鍼灸の効果について色々と記事を読んでいるうちにこちらへたどりつきました。
私は専門家でないのでわかりませんが、体のどこにさしても何らかの影響がありえる以上、得られた結果が期待された鍼治療の結果なのかそうでないのか見分けるのは難しそうですね。

しかし、プラセボの効果もとても大きいということがわかってきたようです。
www.emedexpert.com/blog/general/the-power-of-placebo/
上の記事によりますと「偽薬は真の痛み止めになる」「治療的儀式による影響」「偽手術は本当の手術並の効果が見られる」等、偽薬・偽施術の効果は従来考えられていたよりも、もっと大きいようです。とても面白い記事なのでもしご興味がおありでしたら読んでみてください。

プラセボの効果がここまで大きいのであれば、治療に実際に効果があるかということももちろん大事ですが、治療を信じることが何よりも大事なことだと思います。
Posted by 類猿人 at 2011年04月04日 05:46
類人猿さん、コメントありがとうございます。

確かに、プラセボ効果自体、大変高いものだと思います。プラセボといいながら、実は、「自然治癒力の発動」をしているのではないかと思われます。

私たちの行っている中医学は、この自然治癒力を高めることに主眼を置いた治療体系です。
そして、キーワードは「気」。エネルギーである気を増やすこと、そして、そのエネルギーを流すことがとても重要です。

そしてその生成や動きに最も大きく作用するのが「意念」。気持ちとか、意識とかイメージが近い言葉かもしれません。

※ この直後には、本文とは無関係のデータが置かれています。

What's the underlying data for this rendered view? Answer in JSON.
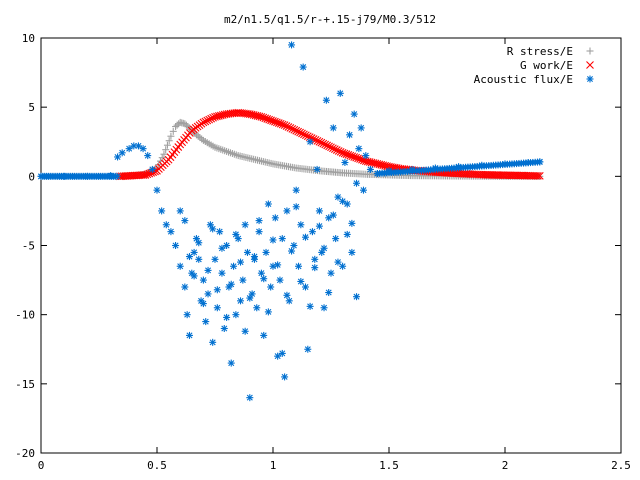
{
  "chart_data": {
    "type": "scatter",
    "title": "m2/n1.5/q1.5/r-+.15-j79/M0.3/512",
    "xlabel": "",
    "ylabel": "",
    "xlim": [
      0,
      2.5
    ],
    "ylim": [
      -20,
      10
    ],
    "xticks": [
      0,
      0.5,
      1,
      1.5,
      2,
      2.5
    ],
    "yticks": [
      10,
      5,
      0,
      -5,
      -10,
      -15,
      -20
    ],
    "xtick_labels": [
      "0",
      "0.5",
      "1",
      "1.5",
      "2",
      "2.5"
    ],
    "ytick_labels": [
      "10",
      "5",
      "0",
      "-5",
      "-10",
      "-15",
      "-20"
    ],
    "grid": false,
    "legend_position": "top-right",
    "series": [
      {
        "name": "R stress/E",
        "marker": "+",
        "color": "#a0a0a0",
        "x": [
          0.34,
          0.4,
          0.45,
          0.5,
          0.53,
          0.56,
          0.58,
          0.6,
          0.62,
          0.64,
          0.67,
          0.7,
          0.75,
          0.8,
          0.85,
          0.9,
          0.95,
          1.0,
          1.05,
          1.1,
          1.2,
          1.3,
          1.4,
          1.5,
          1.6,
          1.8,
          2.0,
          2.15
        ],
        "y": [
          0.0,
          0.05,
          0.15,
          0.6,
          1.6,
          2.9,
          3.6,
          3.9,
          3.8,
          3.5,
          3.0,
          2.6,
          2.1,
          1.8,
          1.5,
          1.3,
          1.1,
          0.9,
          0.75,
          0.6,
          0.4,
          0.25,
          0.15,
          0.1,
          0.05,
          0.02,
          0.0,
          0.0
        ]
      },
      {
        "name": "G work/E",
        "marker": "x",
        "color": "#ff0000",
        "x": [
          0.34,
          0.45,
          0.5,
          0.55,
          0.6,
          0.65,
          0.7,
          0.75,
          0.8,
          0.85,
          0.9,
          0.95,
          1.0,
          1.05,
          1.1,
          1.15,
          1.2,
          1.25,
          1.3,
          1.35,
          1.4,
          1.45,
          1.5,
          1.55,
          1.6,
          1.7,
          1.8,
          1.9,
          2.0,
          2.1,
          2.15
        ],
        "y": [
          0.0,
          0.1,
          0.4,
          1.2,
          2.3,
          3.3,
          3.9,
          4.3,
          4.5,
          4.6,
          4.5,
          4.3,
          4.0,
          3.7,
          3.3,
          2.9,
          2.5,
          2.1,
          1.7,
          1.4,
          1.1,
          0.9,
          0.7,
          0.55,
          0.45,
          0.3,
          0.2,
          0.12,
          0.08,
          0.05,
          0.03
        ]
      },
      {
        "name": "Acoustic flux/E",
        "marker": "*",
        "color": "#0070d0",
        "x": [
          0.0,
          0.1,
          0.2,
          0.3,
          0.33,
          0.35,
          0.38,
          0.4,
          0.42,
          0.44,
          0.46,
          0.48,
          0.5,
          0.52,
          0.54,
          0.56,
          0.58,
          0.6,
          0.62,
          0.63,
          0.64,
          0.65,
          0.66,
          0.67,
          0.68,
          0.69,
          0.7,
          0.71,
          0.72,
          0.73,
          0.74,
          0.75,
          0.76,
          0.77,
          0.78,
          0.79,
          0.8,
          0.81,
          0.82,
          0.83,
          0.84,
          0.85,
          0.86,
          0.87,
          0.88,
          0.89,
          0.9,
          0.91,
          0.92,
          0.93,
          0.94,
          0.95,
          0.96,
          0.97,
          0.98,
          0.99,
          1.0,
          1.01,
          1.02,
          1.03,
          1.04,
          1.05,
          1.06,
          1.07,
          1.08,
          1.09,
          1.1,
          1.11,
          1.12,
          1.13,
          1.14,
          1.15,
          1.16,
          1.17,
          1.18,
          1.19,
          1.2,
          1.21,
          1.22,
          1.23,
          1.24,
          1.25,
          1.26,
          1.27,
          1.28,
          1.29,
          1.3,
          1.31,
          1.32,
          1.33,
          1.34,
          1.35,
          1.36,
          1.37,
          1.38,
          1.39,
          1.4,
          1.42,
          1.45,
          1.5,
          1.6,
          1.7,
          1.8,
          1.9,
          2.0,
          2.1,
          2.15,
          0.6,
          0.62,
          0.64,
          0.66,
          0.68,
          0.7,
          0.72,
          0.74,
          0.76,
          0.78,
          0.8,
          0.82,
          0.84,
          0.86,
          0.88,
          0.9,
          0.92,
          0.94,
          0.96,
          0.98,
          1.0,
          1.02,
          1.04,
          1.06,
          1.08,
          1.1,
          1.12,
          1.14,
          1.16,
          1.18,
          1.2,
          1.22,
          1.24,
          1.26,
          1.28,
          1.3,
          1.32,
          1.34,
          1.36
        ],
        "y": [
          0.0,
          0.0,
          0.0,
          0.05,
          1.4,
          1.7,
          2.0,
          2.2,
          2.2,
          2.0,
          1.5,
          0.5,
          -1.0,
          -2.5,
          -3.5,
          -4.0,
          -5.0,
          -6.5,
          -8.0,
          -10.0,
          -11.5,
          -7.0,
          -5.5,
          -4.5,
          -6.0,
          -9.0,
          -7.5,
          -10.5,
          -8.5,
          -3.5,
          -12.0,
          -6.0,
          -9.5,
          -4.0,
          -7.0,
          -11.0,
          -5.0,
          -8.0,
          -13.5,
          -6.5,
          -10.0,
          -4.5,
          -9.0,
          -7.5,
          -3.5,
          -5.5,
          -16.0,
          -8.5,
          -6.0,
          -9.5,
          -4.0,
          -7.0,
          -11.5,
          -5.5,
          -2.0,
          -8.0,
          -6.5,
          -3.0,
          -13.0,
          -7.5,
          -4.5,
          -14.5,
          -2.5,
          -9.0,
          9.5,
          -5.0,
          -1.0,
          -6.5,
          -3.5,
          7.9,
          -8.0,
          -12.5,
          2.5,
          -4.0,
          -6.0,
          0.5,
          -2.5,
          -5.5,
          -9.5,
          5.5,
          -3.0,
          -7.0,
          3.5,
          -4.5,
          -1.5,
          6.0,
          -6.5,
          1.0,
          -2.0,
          3.0,
          -5.5,
          4.5,
          -0.5,
          2.0,
          3.5,
          -1.0,
          1.5,
          0.5,
          0.2,
          0.4,
          0.5,
          0.6,
          0.7,
          0.8,
          0.9,
          1.0,
          1.05,
          -2.5,
          -3.2,
          -5.8,
          -7.2,
          -4.8,
          -9.2,
          -6.8,
          -3.8,
          -8.2,
          -5.2,
          -10.2,
          -7.8,
          -4.2,
          -6.2,
          -11.2,
          -8.8,
          -5.8,
          -3.2,
          -7.4,
          -9.8,
          -4.6,
          -6.4,
          -12.8,
          -8.6,
          -5.4,
          -2.2,
          -7.6,
          -4.4,
          -9.4,
          -6.6,
          -3.6,
          -5.2,
          -8.4,
          -2.8,
          -6.2,
          -1.8,
          -4.2,
          -3.4,
          -8.7
        ]
      }
    ]
  }
}
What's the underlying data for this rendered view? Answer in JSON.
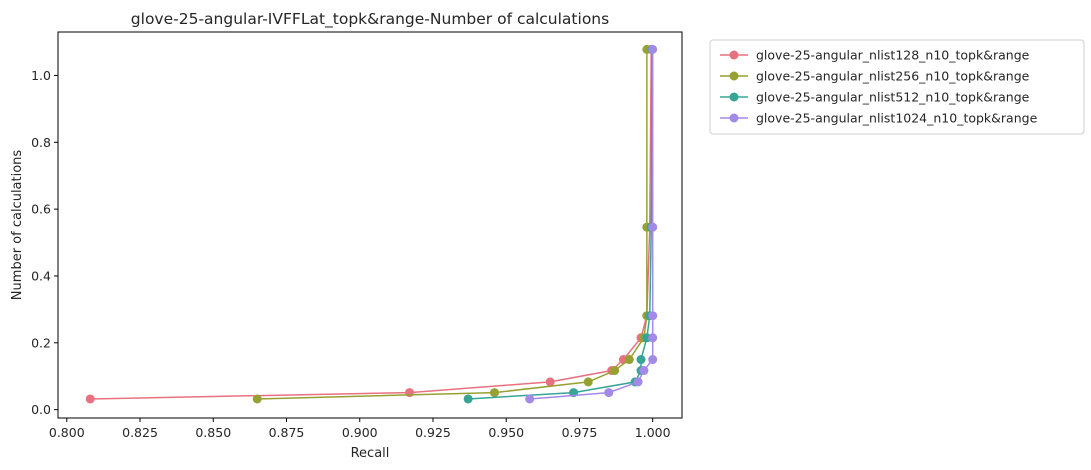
{
  "chart_data": {
    "type": "line",
    "title": "glove-25-angular-IVFFLat_topk&range-Number of calculations",
    "xlabel": "Recall",
    "ylabel": "Number of calculations",
    "xlim": [
      0.797,
      1.01
    ],
    "ylim": [
      -0.025,
      1.13
    ],
    "xticks": [
      0.8,
      0.825,
      0.85,
      0.875,
      0.9,
      0.925,
      0.95,
      0.975,
      1.0
    ],
    "xtick_labels": [
      "0.800",
      "0.825",
      "0.850",
      "0.875",
      "0.900",
      "0.925",
      "0.950",
      "0.975",
      "1.000"
    ],
    "yticks": [
      0.0,
      0.2,
      0.4,
      0.6,
      0.8,
      1.0
    ],
    "ytick_labels": [
      "0.0",
      "0.2",
      "0.4",
      "0.6",
      "0.8",
      "1.0"
    ],
    "grid": false,
    "legend_position": "outside-top-right",
    "series": [
      {
        "name": "glove-25-angular_nlist128_n10_topk&range",
        "color": "#e8717f",
        "points": [
          [
            0.808,
            0.032
          ],
          [
            0.917,
            0.051
          ],
          [
            0.965,
            0.083
          ],
          [
            0.986,
            0.117
          ],
          [
            0.99,
            0.15
          ],
          [
            0.996,
            0.215
          ],
          [
            0.998,
            0.281
          ],
          [
            0.999,
            0.546
          ],
          [
            0.9995,
            1.078
          ]
        ]
      },
      {
        "name": "glove-25-angular_nlist256_n10_topk&range",
        "color": "#96a132",
        "points": [
          [
            0.865,
            0.032
          ],
          [
            0.946,
            0.051
          ],
          [
            0.978,
            0.083
          ],
          [
            0.987,
            0.117
          ],
          [
            0.992,
            0.15
          ],
          [
            0.997,
            0.215
          ],
          [
            0.998,
            0.281
          ],
          [
            0.998,
            0.546
          ],
          [
            0.998,
            1.078
          ]
        ]
      },
      {
        "name": "glove-25-angular_nlist512_n10_topk&range",
        "color": "#36a596",
        "points": [
          [
            0.937,
            0.032
          ],
          [
            0.973,
            0.051
          ],
          [
            0.994,
            0.083
          ],
          [
            0.996,
            0.117
          ],
          [
            0.996,
            0.15
          ],
          [
            0.998,
            0.215
          ],
          [
            0.999,
            0.281
          ],
          [
            0.9995,
            0.546
          ],
          [
            0.9998,
            1.078
          ]
        ]
      },
      {
        "name": "glove-25-angular_nlist1024_n10_topk&range",
        "color": "#a48ae8",
        "points": [
          [
            0.958,
            0.032
          ],
          [
            0.985,
            0.051
          ],
          [
            0.995,
            0.083
          ],
          [
            0.997,
            0.117
          ],
          [
            1.0,
            0.15
          ],
          [
            1.0,
            0.215
          ],
          [
            1.0,
            0.281
          ],
          [
            1.0,
            0.546
          ],
          [
            1.0,
            1.078
          ]
        ]
      }
    ]
  }
}
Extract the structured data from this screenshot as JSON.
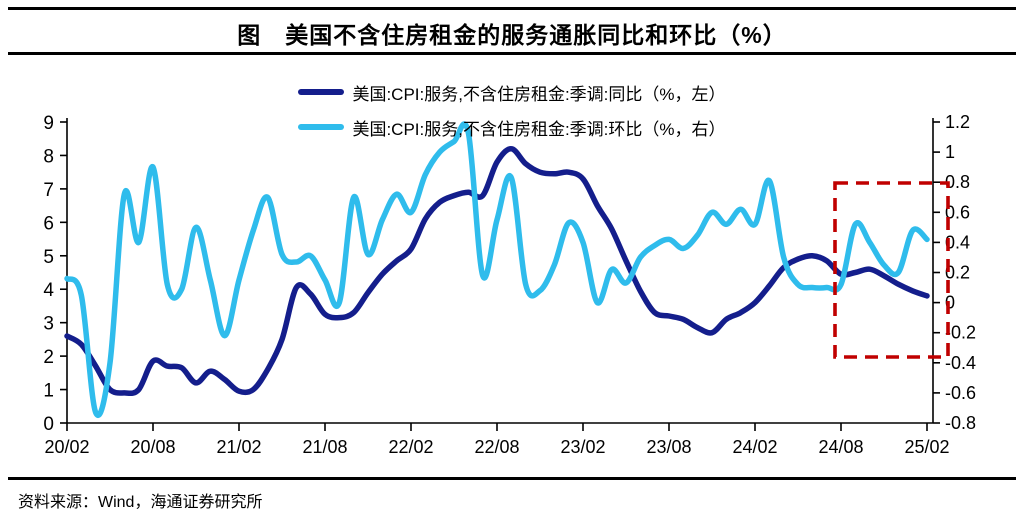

治ろうとする意念が、大きくなると、身体の気の生成、動きに影響を及ぼして身体の治癒力が高まります。

また、治療者は、患者さん側の意念を通さず、直接、気の流れを調節もします。軽く皮膚に触っただけでも、変化する場合もあるし、場合によっては、触ることなく気の流れが変化することもあります。

二重目隠し試験として行われている、ツボ以外の鍼刺激や、刺したふりの偽鍼さえも、実際に効果を及ぼしている可能性があるように思います。

いずれにしても、患者さんの苦痛を如何に取るかが重要で、そのために何千年も、実践研究がなされてきたものが鍼治療だと思います。いかにプラセーボ効果を出させるかという技術も含んでのことかもしれません。